File size: 24,272 Bytes

#################################################
### Post Processing Program to Portparser.v3
#################################################
#
#  (c) Lucelene Lopes 2025
#
##################
#  main function: fixLemmaFeatures()
#    It performs the correction of some lemmas and morphological
#    features from the input file and saves it in the output file.
#    The options are:
#        -h or -help       to print out the options
#        -o or -output     to inform (next) the output file
#        -l or -lemma      to perform only the lemma corrections
#        -f or -feats      to perform only the features corrections
#        -q or -quiet      to not generate the changes report (.rep.tsv)
##################
import sys, os
import lexikon
from conlluFile import conlluFile
lex = lexikon.UDlexPT()

#################################################
### Function CMD line arguments capture
#################################################
def parseOptions(arguments):
    # default options, doLemma e doFeats alteráveis para True, se ambos False
    output_file, input_file, doLemma, doFeats, quiet = "", "", False, False, False
    #print(arguments)
    i = 1
    while i < len(arguments):
        if (arguments[i][0] == "-"):
            # ajuda (help) - mostra ajuda, nada é executado
            if ((arguments[i][1] == "h") and (len(arguments[i])==2)) or \
               (arguments[i] == "-help"):
                print("Opções:\n-h ajuda\n-o arquivo de saída", \
                      "\n-l executa apenas correção de lemma", \
                      "\n-f executa apenas correção de features", \
                      "\n-q não salva relatório (correção Quieta)", \
                      "\nExemplo de utilização:", \
                      "\n   python3 postproc.py -o yyy.conllu xxx.conllu", \
                      "\nBusca as sentenças no arquivo 'xxx.conllu',", \
                      "  corrige lemmas e features e salva as", \
                      "  sentenças no arquivo 'yyy.conllu''", \
                      sep="")
                return None
            # faz correção de lemma
            elif ((arguments[i][1] == "l") and (len(arguments[i])==2)) or \
               (arguments[i] == "-lemma"):
                doLemma = True
                i += 1
            # faz correção de feats
            elif ((arguments[i][1] == "f") and (len(arguments[i])==2)) or \
               (arguments[i] == "-feats"):
                doFeats = True
                i += 1
            # modo quieto (sem relatório)
            elif ((arguments[i][1] == "q") and (len(arguments[i])==2)) or \
               (arguments[i] == "-quiet"):
                quiet = True
                i += 1
            # arquivo de saída
            elif ((arguments[i][1] == "o") and (len(arguments[i])==2)) or \
               (arguments[i] == "-output"):
                output_file = arguments[i+1]
                i += 2
        # arquivo de entrada - último parâmetro (sem -i antes)
        else:
            if (os.path.isfile(arguments[i])):
                input_file = arguments[i]
                break
            else:
                print("O arquivo {} não foi encontrado, por favor execute novamente".format(arguments[i]))
                return None
    if (not doLemma and not doFeats):
        doLemma, doFeats = True, True
    #print(output_file, input_file, doLemma, doFeats)
    output_file, input_file = arguments[2], arguments[3]
    return [output_file, input_file, doLemma, doFeats, quiet]

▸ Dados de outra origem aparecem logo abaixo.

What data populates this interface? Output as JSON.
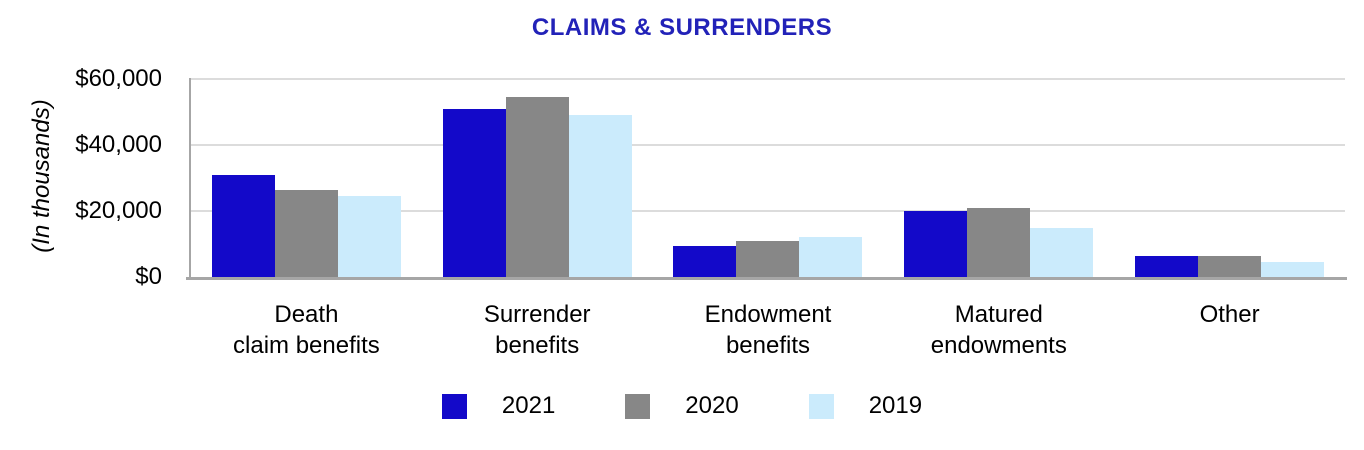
{
  "chart": {
    "title": "CLAIMS & SURRENDERS",
    "y_axis_label": "(In thousands)"
  },
  "chart_data": {
    "type": "bar",
    "title": "CLAIMS & SURRENDERS",
    "ylabel": "(In thousands)",
    "xlabel": "",
    "ylim": [
      0,
      60000
    ],
    "yticks": [
      0,
      20000,
      40000,
      60000
    ],
    "ytick_labels": [
      "$0",
      "$20,000",
      "$40,000",
      "$60,000"
    ],
    "grid": true,
    "legend_position": "bottom",
    "categories": [
      "Death claim benefits",
      "Surrender benefits",
      "Endowment benefits",
      "Matured endowments",
      "Other"
    ],
    "category_label_lines": [
      [
        "Death",
        "claim benefits"
      ],
      [
        "Surrender",
        "benefits"
      ],
      [
        "Endowment",
        "benefits"
      ],
      [
        "Matured",
        "endowments"
      ],
      [
        "Other"
      ]
    ],
    "series": [
      {
        "name": "2021",
        "color": "#1309C9",
        "values": [
          31000,
          51000,
          9500,
          20000,
          6500
        ]
      },
      {
        "name": "2020",
        "color": "#878787",
        "values": [
          26500,
          54500,
          11000,
          21000,
          6500
        ]
      },
      {
        "name": "2019",
        "color": "#CBEBFC",
        "values": [
          24500,
          49000,
          12000,
          15000,
          4500
        ]
      }
    ]
  },
  "colors": {
    "title": "#2222B8",
    "gridline": "#DCDCDC",
    "axis_line": "#A6A6A6",
    "series_2021": "#1309C9",
    "series_2020": "#878787",
    "series_2019": "#CBEBFC"
  }
}
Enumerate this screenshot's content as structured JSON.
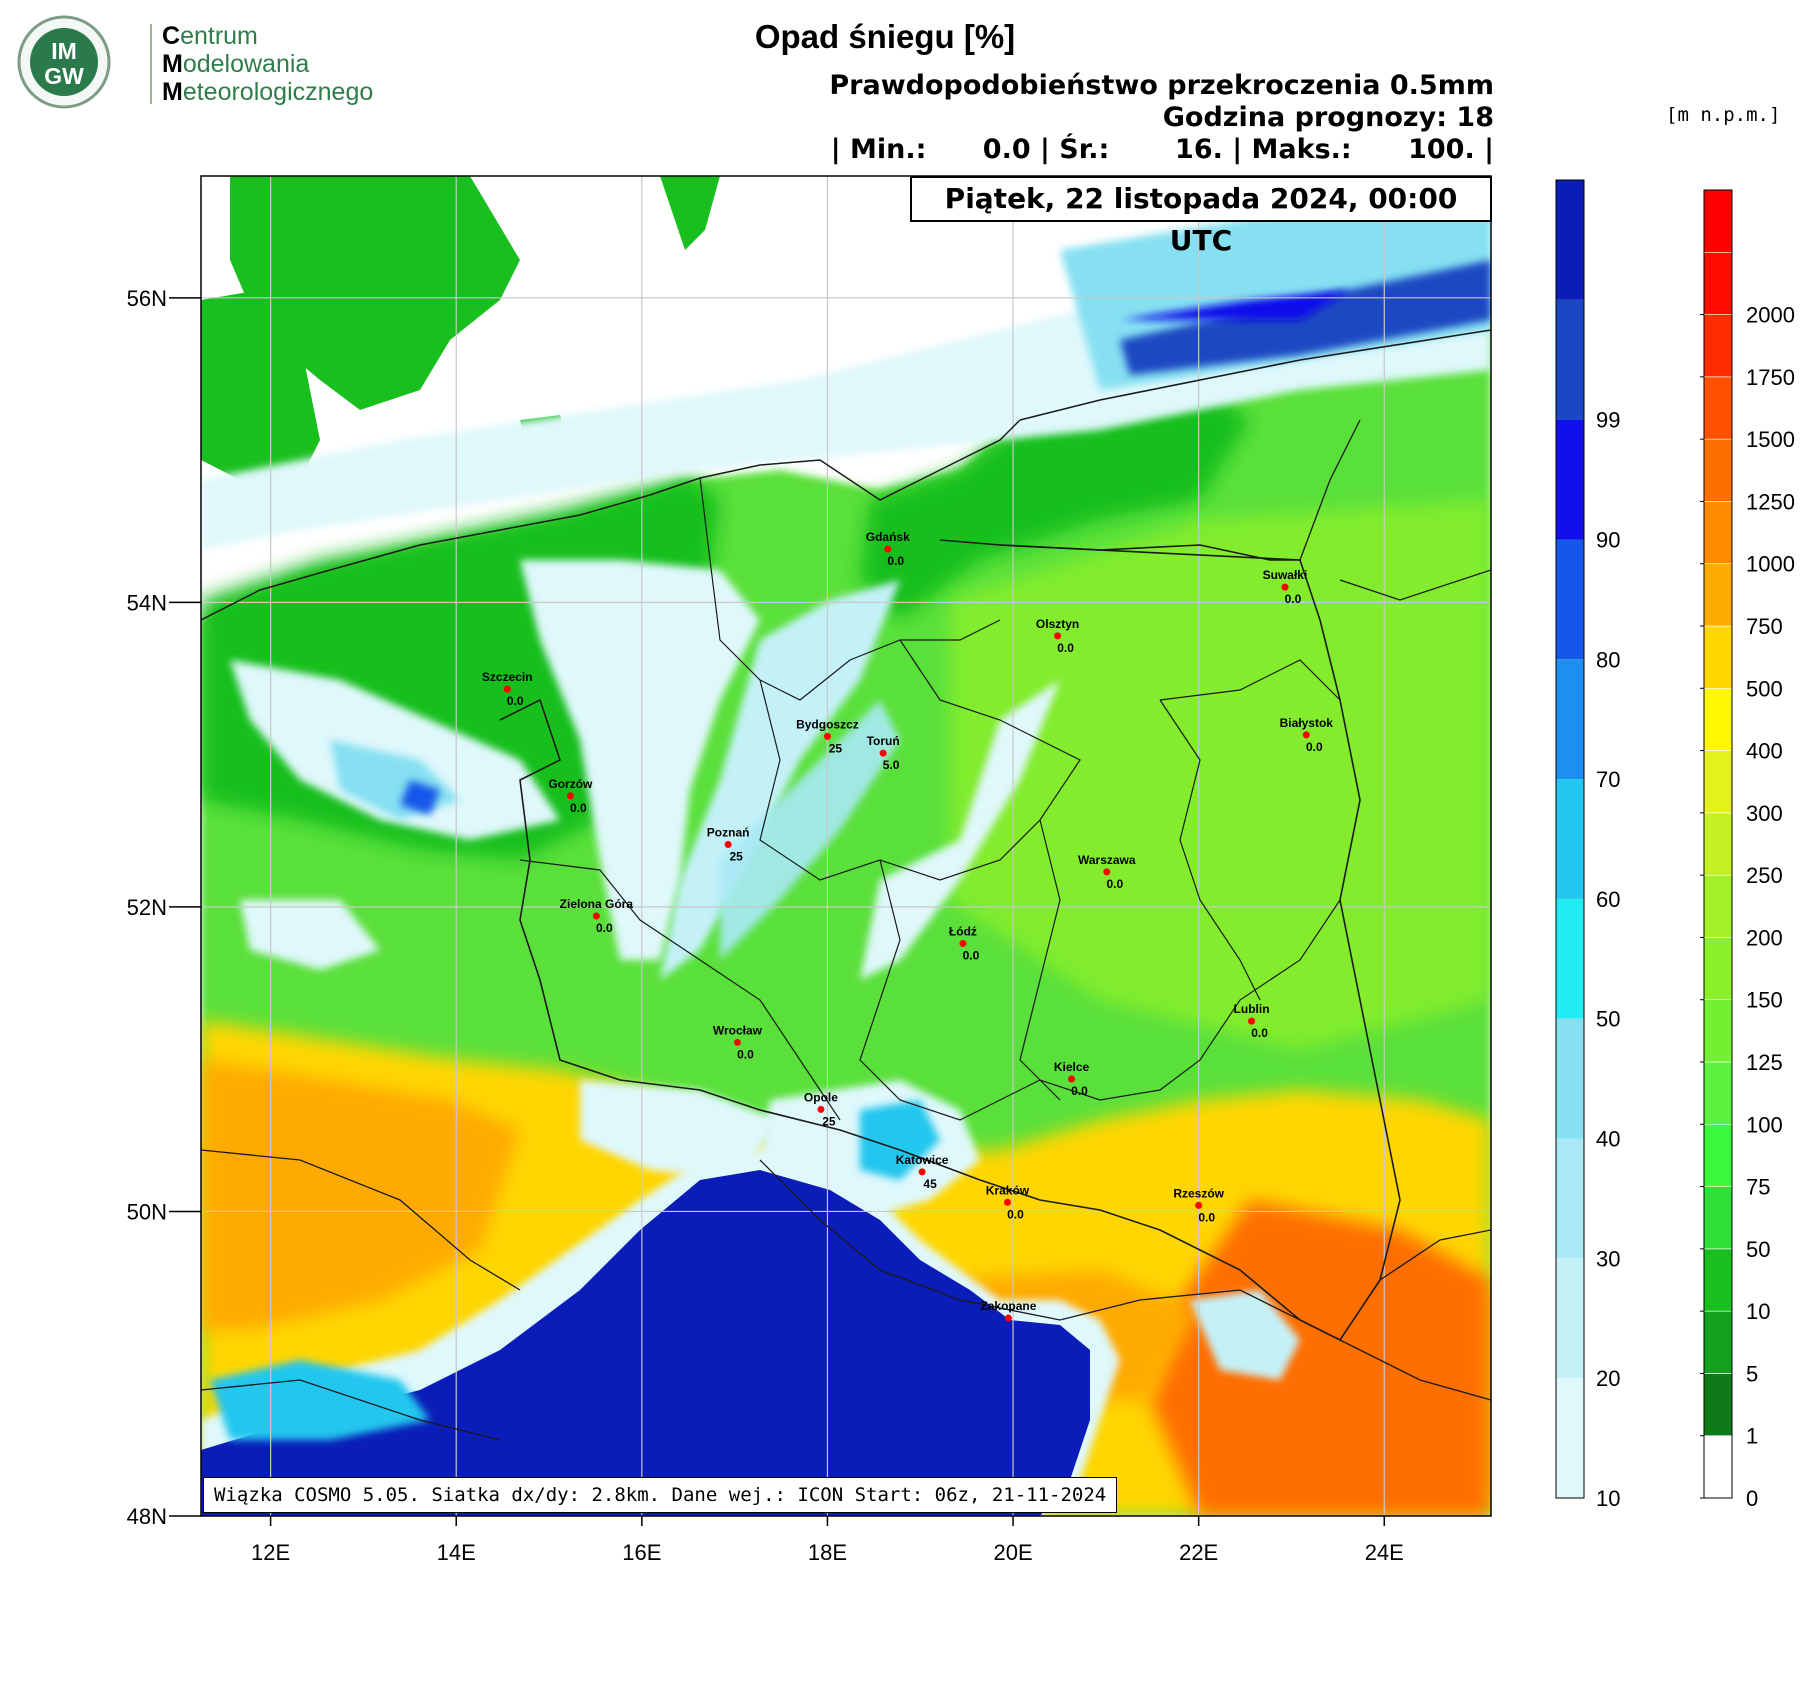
{
  "logo": {
    "badge_top": "IM",
    "badge_bottom": "GW",
    "line1_initial": "C",
    "line1_rest": "entrum",
    "line2_initial": "M",
    "line2_rest": "odelowania",
    "line3_initial": "M",
    "line3_rest": "eteorologicznego"
  },
  "title": "Opad śniegu [%]",
  "header": {
    "line1": "Prawdopodobieństwo przekroczenia 0.5mm",
    "line2": "Godzina prognozy: 18",
    "line3": "| Min.:      0.0 | Śr.:       16. | Maks.:      100. |"
  },
  "date": "Piątek, 22 listopada 2024, 00:00 UTC",
  "unit": "[m n.p.m.]",
  "footer": "Wiązka COSMO 5.05. Siatka dx/dy: 2.8km. Dane wej.: ICON Start: 06z, 21-11-2024",
  "lat_labels": [
    "56N",
    "54N",
    "52N",
    "50N",
    "48N"
  ],
  "lon_labels": [
    "12E",
    "14E",
    "16E",
    "18E",
    "20E",
    "22E",
    "24E"
  ],
  "cities": [
    {
      "name": "Gdańsk",
      "value": "0.0",
      "lon": 18.65,
      "lat": 54.35
    },
    {
      "name": "Suwałki",
      "value": "0.0",
      "lon": 22.93,
      "lat": 54.1
    },
    {
      "name": "Olsztyn",
      "value": "0.0",
      "lon": 20.48,
      "lat": 53.78
    },
    {
      "name": "Szczecin",
      "value": "0.0",
      "lon": 14.55,
      "lat": 53.43
    },
    {
      "name": "Bydgoszcz",
      "value": "25",
      "lon": 18.0,
      "lat": 53.12
    },
    {
      "name": "Toruń",
      "value": "5.0",
      "lon": 18.6,
      "lat": 53.01
    },
    {
      "name": "Białystok",
      "value": "0.0",
      "lon": 23.16,
      "lat": 53.13
    },
    {
      "name": "Gorzów",
      "value": "0.0",
      "lon": 15.23,
      "lat": 52.73
    },
    {
      "name": "Poznań",
      "value": "25",
      "lon": 16.93,
      "lat": 52.41
    },
    {
      "name": "Warszawa",
      "value": "0.0",
      "lon": 21.01,
      "lat": 52.23
    },
    {
      "name": "Zielona Góra",
      "value": "0.0",
      "lon": 15.51,
      "lat": 51.94
    },
    {
      "name": "Łódź",
      "value": "0.0",
      "lon": 19.46,
      "lat": 51.76
    },
    {
      "name": "Wrocław",
      "value": "0.0",
      "lon": 17.03,
      "lat": 51.11
    },
    {
      "name": "Lublin",
      "value": "0.0",
      "lon": 22.57,
      "lat": 51.25
    },
    {
      "name": "Kielce",
      "value": "0.0",
      "lon": 20.63,
      "lat": 50.87
    },
    {
      "name": "Opole",
      "value": "25",
      "lon": 17.93,
      "lat": 50.67
    },
    {
      "name": "Katowice",
      "value": "45",
      "lon": 19.02,
      "lat": 50.26
    },
    {
      "name": "Kraków",
      "value": "0.0",
      "lon": 19.94,
      "lat": 50.06
    },
    {
      "name": "Rzeszów",
      "value": "0.0",
      "lon": 22.0,
      "lat": 50.04
    },
    {
      "name": "Zakopane",
      "value": "",
      "lon": 19.95,
      "lat": 49.3
    }
  ],
  "snow_scale": {
    "labels": [
      "10",
      "20",
      "30",
      "40",
      "50",
      "60",
      "70",
      "80",
      "90",
      "99"
    ],
    "colors": [
      "#dff8fb",
      "#c4f1f8",
      "#a8e9f5",
      "#86e0f2",
      "#22ecf3",
      "#23c6ee",
      "#1e8ef0",
      "#1557e8",
      "#1110ea",
      "#1a48c2",
      "#0a1db8"
    ]
  },
  "height_scale": {
    "labels": [
      "0",
      "1",
      "5",
      "10",
      "50",
      "75",
      "100",
      "125",
      "150",
      "200",
      "250",
      "300",
      "400",
      "500",
      "750",
      "1000",
      "1250",
      "1500",
      "1750",
      "2000"
    ],
    "colors": [
      "#ffffff",
      "#0f7a18",
      "#14a21e",
      "#19bf1e",
      "#2ee038",
      "#3af83a",
      "#5af23c",
      "#73f032",
      "#8cf02a",
      "#a4f026",
      "#c6f024",
      "#e4f21c",
      "#fff800",
      "#ffd600",
      "#ffaa00",
      "#ff8c00",
      "#ff6e00",
      "#ff5000",
      "#ff2c00",
      "#ff0e00",
      "#ff0000"
    ]
  }
}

#################################################
### Function - read usual abbreviations
#################################################
def getUsualAbbr():
    infile = open("./src/postproc/usAbbr.tsv", "r")
    abbr = []
    for line in infile:
        if (line[0] == "#"):
            continue
        buf = line[:-1].split("\t")
        if (buf[1] == "abbr"):
            abbr.append([buf[0], buf[2], buf[3], buf[4]])
    return abbr

#################################################
### Function - Check if word is in the abbreviation
#################################################
def isAbbr(listAbbr, form):
    for a in listAbbr:
        if (form == a[0]):
            return True
    return False

#################################################
### Function - get info word is in an abbreviation list
#################################################
def isWithin(listAbbr, form):
    for a in listAbbr:
        if (form == a[0]):
            return a[1],a[2],a[3]
    return None, None, None

#################################################
### Function - Print a frequency list
#################################################
def print_reps(repfile, accName, acc):
    print("\n==========================================================\n", file=repfile)
    for i in range(len(acc)):
        print("{:8} - fixed: {:6>}".format(accName[i], acc[i]), file=repfile)
        print("{:8} - fixed: {:6>}".format(accName[i], acc[i]))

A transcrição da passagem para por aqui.